Et, comme l'a révélé ce mardi le New York Times, ces deux derniers sujets ont largement empoisonné les derniers mois de James Comey à la tête du célèbre "Bureau"... au point d'avoir demandé la protection de l'"attorney general" (équivalent de notre ministre de la Justice), Jeff Sessions, face aux menées envahissantes de Donald Trump selon lui. 

Les reproches faits à Comey

C'est en février, au lendemain d'une discussion où le président lui aurait demandé de mettre un terme à l'enquête sur Michael Flynn, soupçonné d'en avoir trop dit à l'ambassadeur russe durant la campagne présidentielle américaine, que James Comey s'est ouvert de ses tourments à Jeff Sessions. A l'issue d'une réunion, celui qui était alors directeur du FBI a pris à part le ministre. Il lui a alors dit que le département de la Justice devait garantir le FBI contre d'éventuelles tentatives d'ingérence de la Maison blanche.

Par ailleurs, il lui a confié qu'il estimait que les contacts directs entre un président des Etats-Unis et le directeur du FBI étaient inconvenants. Il est en effet de coutume que la présidence et le FBI limitent leurs relations à des rendez-vous formels. James Comey avait même recommandé à Donald Trump de faire transiter ses demandes au FBI par le ministère de la Justice. Jeff Sessions, quant à lui, lui a alors rétorqué qu'il ne pouvait pas rien garantir à ce sujet. 

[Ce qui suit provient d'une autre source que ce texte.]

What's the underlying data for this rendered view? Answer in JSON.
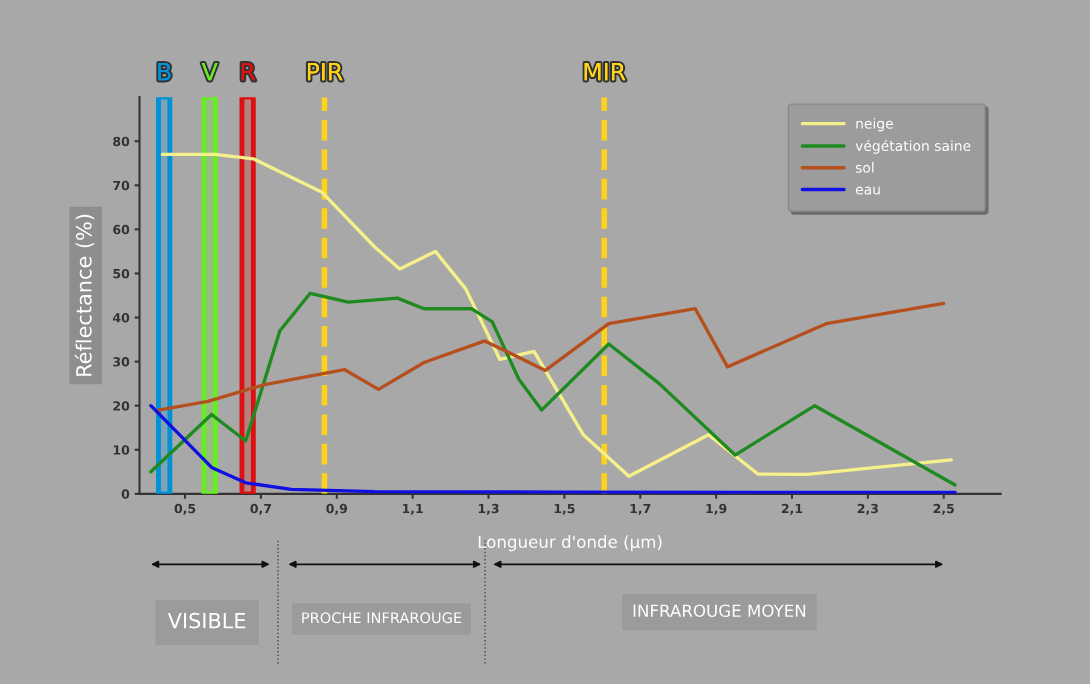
{
  "chart_data": {
    "type": "line",
    "xlabel": "Longueur d'onde (µm)",
    "ylabel": "Réflectance (%)",
    "xlim": [
      0.38,
      2.65
    ],
    "ylim": [
      0,
      90
    ],
    "xticks": [
      {
        "value": 0.5,
        "label": "0,5"
      },
      {
        "value": 0.7,
        "label": "0,7"
      },
      {
        "value": 0.9,
        "label": "0,9"
      },
      {
        "value": 1.1,
        "label": "1,1"
      },
      {
        "value": 1.3,
        "label": "1,3"
      },
      {
        "value": 1.5,
        "label": "1,5"
      },
      {
        "value": 1.7,
        "label": "1,7"
      },
      {
        "value": 1.9,
        "label": "1,9"
      },
      {
        "value": 2.1,
        "label": "2,1"
      },
      {
        "value": 2.3,
        "label": "2,3"
      },
      {
        "value": 2.5,
        "label": "2,5"
      }
    ],
    "yticks": [
      0,
      10,
      20,
      30,
      40,
      50,
      60,
      70,
      80
    ],
    "grid": false,
    "legend": "top right",
    "marker": "none",
    "line_style": "solid",
    "series": [
      {
        "name": "neige",
        "color": "#f5f08a",
        "x": [
          0.44,
          0.58,
          0.68,
          0.86,
          1.0,
          1.066,
          1.16,
          1.24,
          1.33,
          1.42,
          1.55,
          1.67,
          1.88,
          2.01,
          2.14,
          2.52
        ],
        "values": [
          77,
          77,
          76,
          68.5,
          56,
          51,
          55,
          46.5,
          30.5,
          32.3,
          13.4,
          4,
          13.4,
          4.5,
          4.4,
          7.7
        ]
      },
      {
        "name": "végétation saine",
        "color": "#1f8a1f",
        "x": [
          0.41,
          0.57,
          0.66,
          0.75,
          0.83,
          0.93,
          1.06,
          1.13,
          1.255,
          1.31,
          1.38,
          1.44,
          1.617,
          1.75,
          1.95,
          2.16,
          2.325,
          2.53
        ],
        "values": [
          5,
          18,
          12,
          37,
          45.5,
          43.5,
          44.4,
          42,
          42,
          39,
          26,
          19,
          34,
          25,
          8.8,
          20,
          12,
          2
        ]
      },
      {
        "name": "sol",
        "color": "#b5501e",
        "x": [
          0.43,
          0.56,
          0.71,
          0.92,
          1.01,
          1.13,
          1.29,
          1.45,
          1.617,
          1.845,
          1.93,
          2.19,
          2.5
        ],
        "values": [
          19,
          21,
          24.8,
          28.2,
          23.7,
          29.8,
          34.7,
          28,
          38.6,
          42,
          28.8,
          38.6,
          43.2
        ]
      },
      {
        "name": "eau",
        "color": "#1010e0",
        "x": [
          0.41,
          0.48,
          0.57,
          0.66,
          0.78,
          1.0,
          1.5,
          2.0,
          2.53
        ],
        "values": [
          20,
          13.9,
          6,
          2.5,
          1,
          0.5,
          0.4,
          0.3,
          0.3
        ]
      }
    ],
    "bands": [
      {
        "axis": "x",
        "from": 0.43,
        "to": 0.46,
        "label": "B",
        "color": "#0092d6"
      },
      {
        "axis": "x",
        "from": 0.55,
        "to": 0.58,
        "label": "V",
        "color": "#66ee22"
      },
      {
        "axis": "x",
        "from": 0.65,
        "to": 0.68,
        "label": "R",
        "color": "#dd1111"
      }
    ],
    "ref_lines": [
      {
        "axis": "x",
        "value": 0.8675,
        "label": "PIR",
        "color": "#ffd21a",
        "line_style": "dashed"
      },
      {
        "axis": "x",
        "value": 1.605,
        "label": "MIR",
        "color": "#ffd21a",
        "line_style": "dashed"
      }
    ],
    "annotations": [
      "VISIBLE",
      "PROCHE INFRAROUGE",
      "INFRAROUGE MOYEN"
    ]
  }
}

Mais si James Comey a abordé ces problèmes avec Jeff Sessions, il s'est gardé de lui dire que sa requête faisait suite au souhait émis par Donald Trump de voir le FBI ne pas aller plus loin ans l'affaire Flynn. Ce mutisme lui est d'ailleurs plus largement reproché. Parmi les questions soulevées aux Etats-Unis autour du limogeage de James Comey, l'une d'entre elles consiste à le blâmer pour ne pas avoir évoqué clairement les tentatives d'ingérence qu'il a prêtées à Donald Trump, en temps et en heure. cette critique en prolonge une autre: celle portant sur sa défiance supposée à l'égard du département de la Justice. En-dehors de cette discussion avec Jeff Sessions, son isolement vis-à-vis de cette institution du gouvernement américain a en effet été pointé. L'ancienne administration l'avait ainsi accusé de ne pas l'avoir avertie suffisamment dans son traitement de l'enquête sur les e-mails d'Hillary Clinton. 

Une audition d'autant plus attendue

Enfin, des chefs du renseignement américain ont assuré ce mercredi devant le Sénat que le pouvoir n'avait jamais fait pression sur eux. Andrew McCabe, qui assumé l'intérim à la direction du "Bureau" après le départ de James Comey et avant la prochaine arrivée de Christopher Wray, avait précédemment affirmé: "Il n'y a eu aucune tentative d'entraver les investigations". L'audition de James Comey au Sénat n'en est que plus attendue.